UXC, formed by the merger of Utility Services Corporation and Davnet, reported a staggering 276 per cent growth in revenues for the fiscal 2003 year, recording profit after tax of $6.67 million.
UXC chairman Geoff Lord disagrees with the assertion that the positive results indicate a general strengthening in the local IT industry.
“Consulting is picking up — so people are starting to look at projects, but the capital expenditure associated with actually going ahead with the project has not picked up yet,” he said.
Instead he attributes the growth to UXC’s capacity to improve its operations at the same time that its competitors have been faltering.

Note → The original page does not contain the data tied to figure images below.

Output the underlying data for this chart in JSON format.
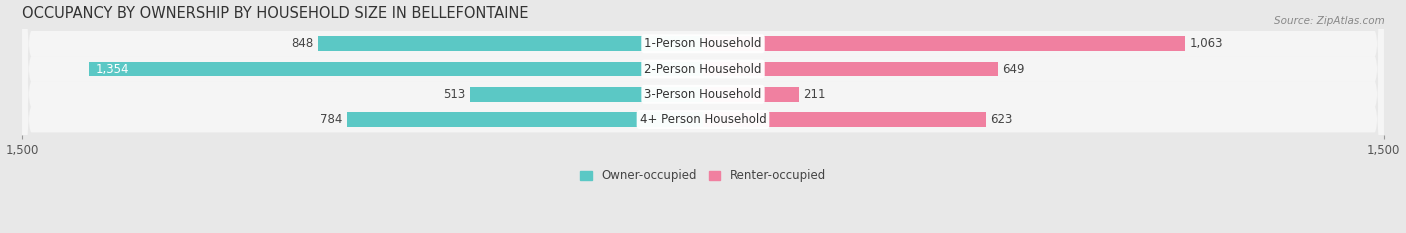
{
  "title": "OCCUPANCY BY OWNERSHIP BY HOUSEHOLD SIZE IN BELLEFONTAINE",
  "source": "Source: ZipAtlas.com",
  "categories": [
    "1-Person Household",
    "2-Person Household",
    "3-Person Household",
    "4+ Person Household"
  ],
  "owner_values": [
    848,
    1354,
    513,
    784
  ],
  "renter_values": [
    1063,
    649,
    211,
    623
  ],
  "owner_color": "#5BC8C5",
  "renter_color": "#F080A0",
  "owner_label": "Owner-occupied",
  "renter_label": "Renter-occupied",
  "xlim": [
    -1500,
    1500
  ],
  "xticklabels": [
    "1,500",
    "1,500"
  ],
  "bar_height": 0.58,
  "background_color": "#e8e8e8",
  "row_bg_color": "#f5f5f5",
  "title_fontsize": 10.5,
  "label_fontsize": 8.5,
  "value_fontsize": 8.5,
  "axis_fontsize": 8.5,
  "source_fontsize": 7.5
}
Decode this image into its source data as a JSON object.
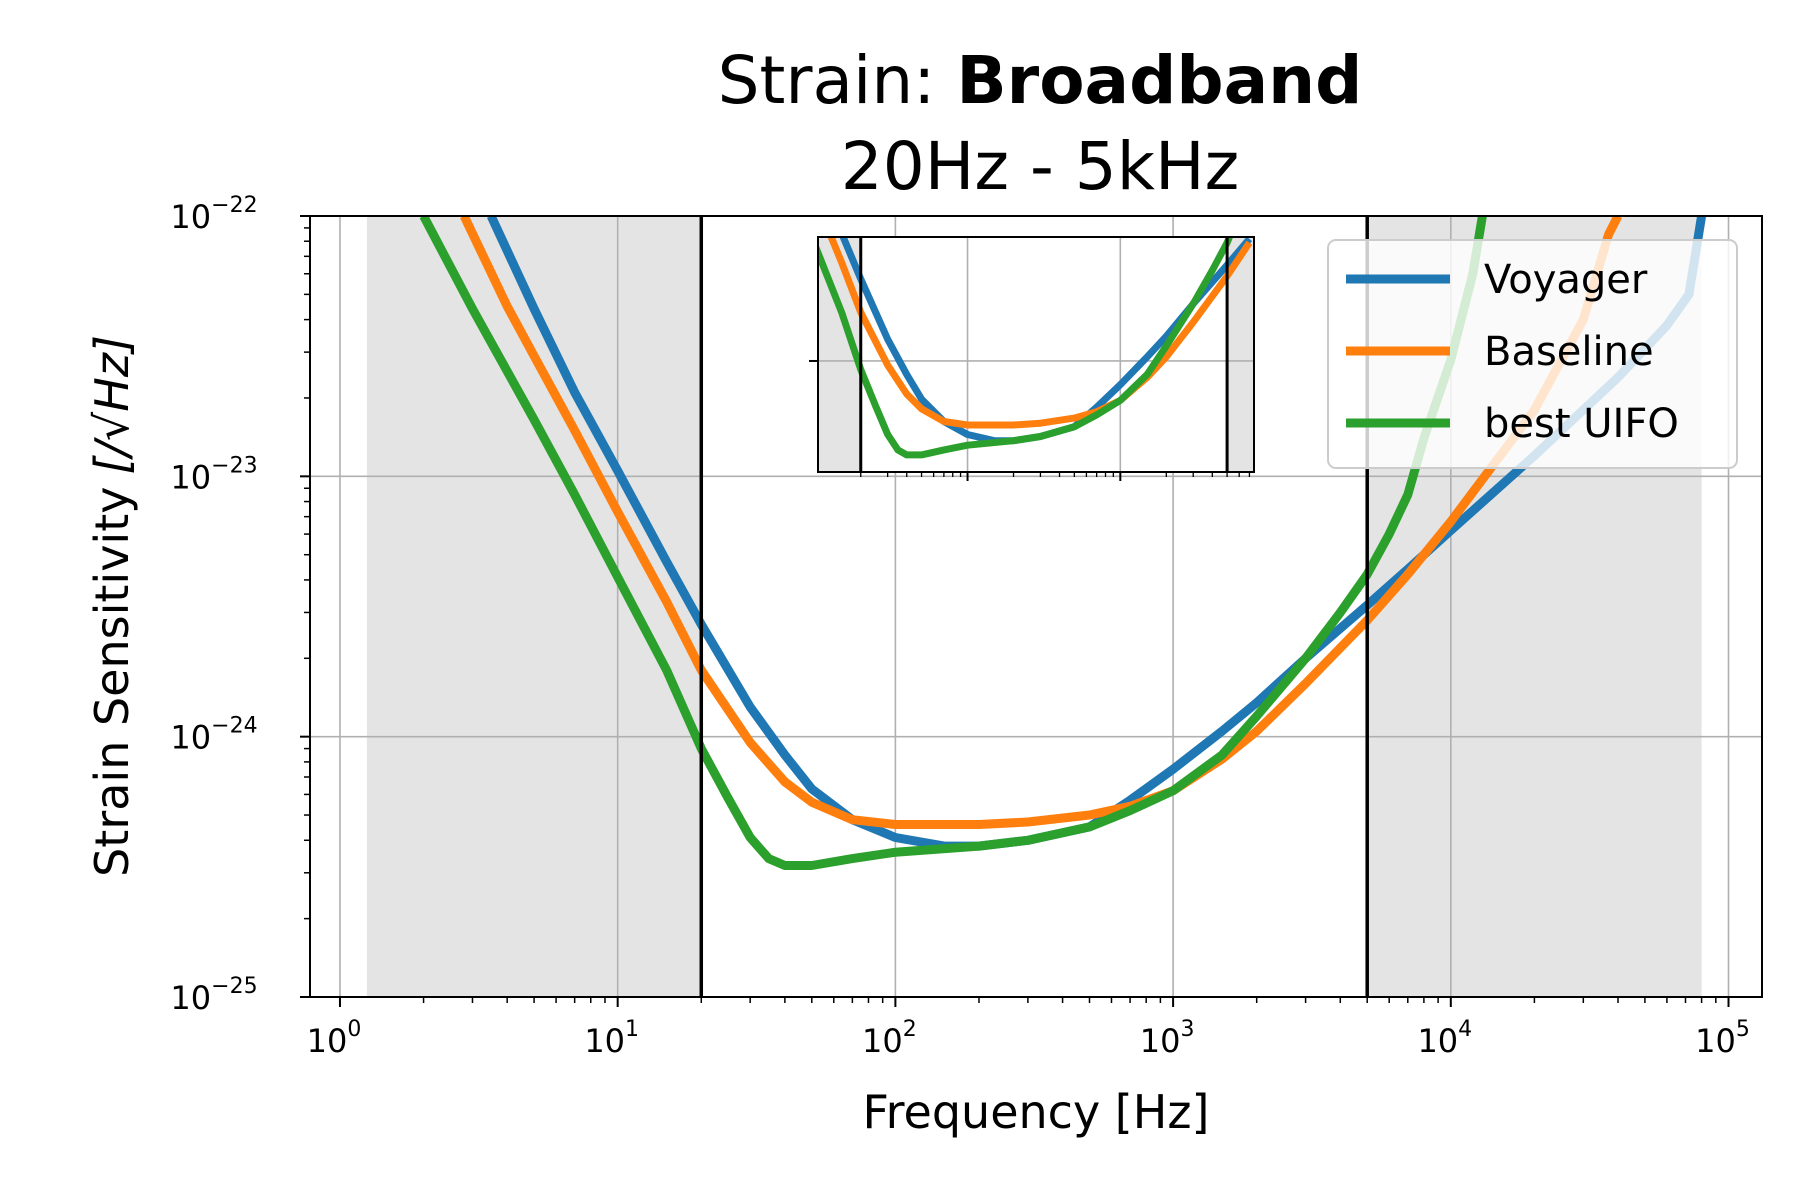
{
  "chart_data": {
    "type": "line",
    "title": {
      "prefix": "Strain: ",
      "bold": "Broadband",
      "subtitle": "20Hz - 5kHz"
    },
    "xlabel": "Frequency [Hz]",
    "ylabel": "Strain Sensitivity",
    "ylabel_unit": "[/√Hz]",
    "xscale": "log",
    "yscale": "log",
    "xlim": [
      0.78,
      132000
    ],
    "ylim": [
      1e-25,
      1e-22
    ],
    "x_ticks": [
      {
        "value": 1,
        "base": "10",
        "exp": "0"
      },
      {
        "value": 10,
        "base": "10",
        "exp": "1"
      },
      {
        "value": 100,
        "base": "10",
        "exp": "2"
      },
      {
        "value": 1000,
        "base": "10",
        "exp": "3"
      },
      {
        "value": 10000,
        "base": "10",
        "exp": "4"
      },
      {
        "value": 100000,
        "base": "10",
        "exp": "5"
      }
    ],
    "y_ticks": [
      {
        "value": 1e-25,
        "base": "10",
        "exp": "−25"
      },
      {
        "value": 1e-24,
        "base": "10",
        "exp": "−24"
      },
      {
        "value": 1e-23,
        "base": "10",
        "exp": "−23"
      },
      {
        "value": 1e-22,
        "base": "10",
        "exp": "−22"
      }
    ],
    "grid": true,
    "legend_position": "top-right",
    "shaded_regions": [
      {
        "from": 1.25,
        "to": 20,
        "color": "#e4e4e4"
      },
      {
        "from": 5000,
        "to": 80000,
        "color": "#e4e4e4"
      }
    ],
    "vertical_lines": [
      20,
      5000
    ],
    "series": [
      {
        "name": "Voyager",
        "color": "#1f77b4",
        "points": [
          [
            3.5,
            1e-22
          ],
          [
            5,
            4.4e-23
          ],
          [
            7,
            2.1e-23
          ],
          [
            10,
            1.05e-23
          ],
          [
            15,
            4.7e-24
          ],
          [
            20,
            2.7e-24
          ],
          [
            30,
            1.3e-24
          ],
          [
            40,
            8.5e-25
          ],
          [
            50,
            6.3e-25
          ],
          [
            70,
            4.8e-25
          ],
          [
            100,
            4.1e-25
          ],
          [
            150,
            3.8e-25
          ],
          [
            200,
            3.8e-25
          ],
          [
            300,
            4e-25
          ],
          [
            500,
            4.5e-25
          ],
          [
            700,
            5.7e-25
          ],
          [
            1000,
            7.5e-25
          ],
          [
            1500,
            1.05e-24
          ],
          [
            2000,
            1.35e-24
          ],
          [
            3000,
            2e-24
          ],
          [
            5000,
            3.2e-24
          ],
          [
            7000,
            4.4e-24
          ],
          [
            10000,
            6.2e-24
          ],
          [
            20000,
            1.2e-23
          ],
          [
            40000,
            2.4e-23
          ],
          [
            60000,
            3.8e-23
          ],
          [
            72000,
            5e-23
          ],
          [
            80000,
            1e-22
          ]
        ]
      },
      {
        "name": "Baseline",
        "color": "#ff7f0e",
        "points": [
          [
            2.8,
            1e-22
          ],
          [
            4,
            4.5e-23
          ],
          [
            5,
            2.9e-23
          ],
          [
            7,
            1.5e-23
          ],
          [
            10,
            7.3e-24
          ],
          [
            15,
            3.3e-24
          ],
          [
            20,
            1.8e-24
          ],
          [
            30,
            9.5e-25
          ],
          [
            40,
            6.7e-25
          ],
          [
            50,
            5.6e-25
          ],
          [
            70,
            4.8e-25
          ],
          [
            100,
            4.6e-25
          ],
          [
            200,
            4.6e-25
          ],
          [
            300,
            4.7e-25
          ],
          [
            500,
            5e-25
          ],
          [
            700,
            5.4e-25
          ],
          [
            1000,
            6.2e-25
          ],
          [
            1500,
            8.2e-25
          ],
          [
            2000,
            1.05e-24
          ],
          [
            3000,
            1.6e-24
          ],
          [
            5000,
            2.8e-24
          ],
          [
            7000,
            4.2e-24
          ],
          [
            10000,
            6.7e-24
          ],
          [
            20000,
            1.8e-23
          ],
          [
            30000,
            4e-23
          ],
          [
            37000,
            8.5e-23
          ],
          [
            40000,
            1e-22
          ]
        ]
      },
      {
        "name": "best UIFO",
        "color": "#2ca02c",
        "points": [
          [
            2,
            1e-22
          ],
          [
            3,
            4.4e-23
          ],
          [
            5,
            1.65e-23
          ],
          [
            7,
            8.5e-24
          ],
          [
            10,
            4.1e-24
          ],
          [
            15,
            1.8e-24
          ],
          [
            20,
            9e-25
          ],
          [
            25,
            5.8e-25
          ],
          [
            30,
            4.1e-25
          ],
          [
            35,
            3.4e-25
          ],
          [
            40,
            3.2e-25
          ],
          [
            50,
            3.2e-25
          ],
          [
            70,
            3.4e-25
          ],
          [
            100,
            3.6e-25
          ],
          [
            200,
            3.8e-25
          ],
          [
            300,
            4e-25
          ],
          [
            500,
            4.5e-25
          ],
          [
            700,
            5.2e-25
          ],
          [
            1000,
            6.2e-25
          ],
          [
            1500,
            8.5e-25
          ],
          [
            2000,
            1.2e-24
          ],
          [
            3000,
            2e-24
          ],
          [
            4000,
            3e-24
          ],
          [
            5000,
            4.2e-24
          ],
          [
            6000,
            6e-24
          ],
          [
            7000,
            8.5e-24
          ],
          [
            8000,
            1.4e-23
          ],
          [
            10000,
            2.8e-23
          ],
          [
            12000,
            6e-23
          ],
          [
            13000,
            1e-22
          ]
        ]
      }
    ],
    "inset": {
      "series_fraction": "full range, compressed"
    }
  }
}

In the consulting area, Lord said many competitors had separated — or were separating — their auditing and consulting operations and selling business units off to avoid conflict of interest.
Lord said UXC had capitalised on the confusion this caused in the market.
In the software area, Lord pointed to the management and financial performance issues that were affecting the likes of KAZ, SMS and Solution 6. The same applied to the infrastructure (voice and data) area, he said, citing the struggling National Telecoms Group as an example.
The consolidation in the market was yielding UXC considerable market share, Lord said.
For this growth to continue, UXC has committed $30 million this year into funding the acquisitions of yet more small IT companies.
“We are continuing to look for small bolt-on acquisitions that fit our model,” he said. “And if a large player comes onto the market, we will look at it.”
ARN has learned that the company is in discussions with a prominent networking reseller, but Lord refused to be drawn on such speculation. “We will release details of any acquisitions once the deal is finished,” he said.
Lord said UXC, with $17.7 million in cash and investments on the balance sheet, was in a unique if not unusual position for an ASX-listed technology firm.
“We are still debt free, and that is unusual,” he said. “We are paying dividends, and that is unusual. We are growing rapidly at the moment, again unusual. The most unusual thing — we are a business run by business people, not technology people.”